A recent study observed that hospitalization rates for persons living with HIV infection in 2009 were higher than previously estimated, and AA patients with HIV infection had a 42% higher hospitalization rate for any illness than did white patients with HIV infection.¹⁹ The prevalence of HIV-PAH was highest among the 25–44-year-old age group for the NHDS/hospital discharge patients. This age group also represented individuals with the highest prevalence of HIV infection. This is consistent with findings of the study on HIV-PAH prevalence by Sitbon et al.,³ which reported a mean age for their HIV-PAH cohort of 41.5 years. Similarly, Mehta et al.²⁰ reported that, in their study cohort, the average age at presentation for HIV-PAH was 33 years. Although a larger percentage of patients with HIV-PAH were male than female, the HIV-PAH prevalence was significantly higher among female patients than male patients (P < 0.05) in both the NVSS and NHDS data sets. This is in contrast to previous reports that men had a higher risk for HIV-PAH.²¹ No clear racial disparity was noted with regard to a predisposition to HIV-PAH, because HIV-PAH prevalence was higher for AAs in the NHDS group, whereas it was higher for white patients in the NVSS group. No earlier studies have specifically investigated the possibility of a race-associated predilection for HIV-PAH. The prevalence of nonprimary pulmonary hypertension (0.57%) among HIV-infected patients at hospital discharge was the same for AA and white patients and was noted to be closer to the prevalence reported for HIV-PAH.

The HIV-PAH prevalences among HIV-infected individuals at hospital discharge (NHDS data) and at death (NVSS data) were significantly lower than previously published HIV-PAH prevalence (0.5%). The lower prevalences observed for HIV-PAH among patients at hospital discharge and at death may be due to underreporting and/or underdiagnosis of the condition. The underreporting of HIV-PAH among discharged patients may be attributable to the fact that a large number of HIV comorbidities were ranked higher than PAH on the list of diagnoses reported for individuals with HIV infection. This raises concerns as to whether HIV-PAH was, in many instances, unrecognized and untreated.

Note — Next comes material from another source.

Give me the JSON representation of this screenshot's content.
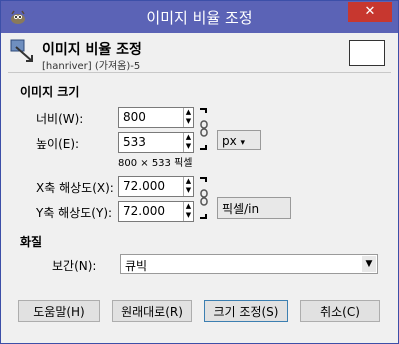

The prevalence of HIV-PAH varied widely between the NHDS data set and the NVSS data set (0.04% vs. 0.15%). The higher HIV-PAH prevalences observed at death than at hospital discharge would be expected if a disease unrecognized at discharge remained untreated, allowing it to progress to the point where it was more likely to be identified at time of death.

For each discharge status, the percentage of patients with HIV-PAH compared with either HIV-infected patients without PAH or HIV-uninfected patients with PAH was significantly different across all discharge status categories. Regardless of diagnosis, the most common discharge status observed was a routine discharge to home. Interestingly, the HIV-PAH group had the highest percentage of patients returning home after hospital discharge. Both HIV-infected patients without PAH and HIV-uninfected patients with PAH were noted to have “transfer to a long-term care facility” as the second most common discharge status, whereas patients with HIV-PAH had “left against medical advice” as their second most common discharge status, followed closely by “death.” Patients with HIV-PAH were the only group to have no discharges to a short-term care facility. Irrespective of HIV status, a higher percentage of individuals with PAH had “death” as their discharge status compared with the HIV-infected patients without PAH.

The in-hospital mortality was higher for patients with HIV-PAH than for HIV-infected patients without PAH according to the NHDS data analysis. This is consistent with previous observations that HIV-PAH portends a poorer prognosis than does HIV infection without PAH. Review of NVSS data revealed that PAH was the leading cause of death (64.2%) among HIV-infected decedents with PAH, similar to findings from a case series in which PAH was the direct cause of death in 72% of their 82 patients with HIV-PAH.¹⁰ The fact that the in-hospital mortality rate is higher among patients with HIV-PAH than among HIV-infected patients without PAH, coupled with the observation that PAH is the leading cause of death for persons with HIV-PAH, underscores the need to diagnose and treat this condition. The lower HIV-PAH prevalences observed on the basis of the community data that we reviewed suggest that perhaps the lack of clear screening guidelines for PAH among persons infected with HIV has resulted in HIV-PAH going largely undetected.

The data source used in our study was credible and consisted of a large sample with data collected over a long period. However, our review has the limitations of any epidemiology study that employs ICD coding to identify cases.²² Possible limitations include physician error in selection of the ICD code, transcribers entering incorrect codes, or inaccuracies resulting from missing data. Also our study populations (discharged and deceased patients) differ from populations previously studied to define HIV-PAH prevalence; these earlier studies determined HIV-PAH prevalence using outpatient HIV infection cohorts. In addition, the HIV-PAH prevalence calculated using the mortality data from the NVSS may have led to an observed prevalence higher than the actual HIV-PAH prevalence, because other comorbidities may have contributed to PAH. This, however, would not affect our final conclusion, because accounting for other comorbidities would mean the actual HIV-PAH prevalence for HIV-infected individuals at the time of death would be even lower (compared with reported rates) than that observed in our analysis. Similarly, in the case of the NHDS data, persons admitted to the hospital more than once would be represented more than once, and thus the observed prevalence would be greater than the true HIV-PAH prevalence for the discharged patients. However, controlling for repeat admissions would result in “true” prevalences that were even lower than those observed in our analysis. Thus, our conclusion would remain the same.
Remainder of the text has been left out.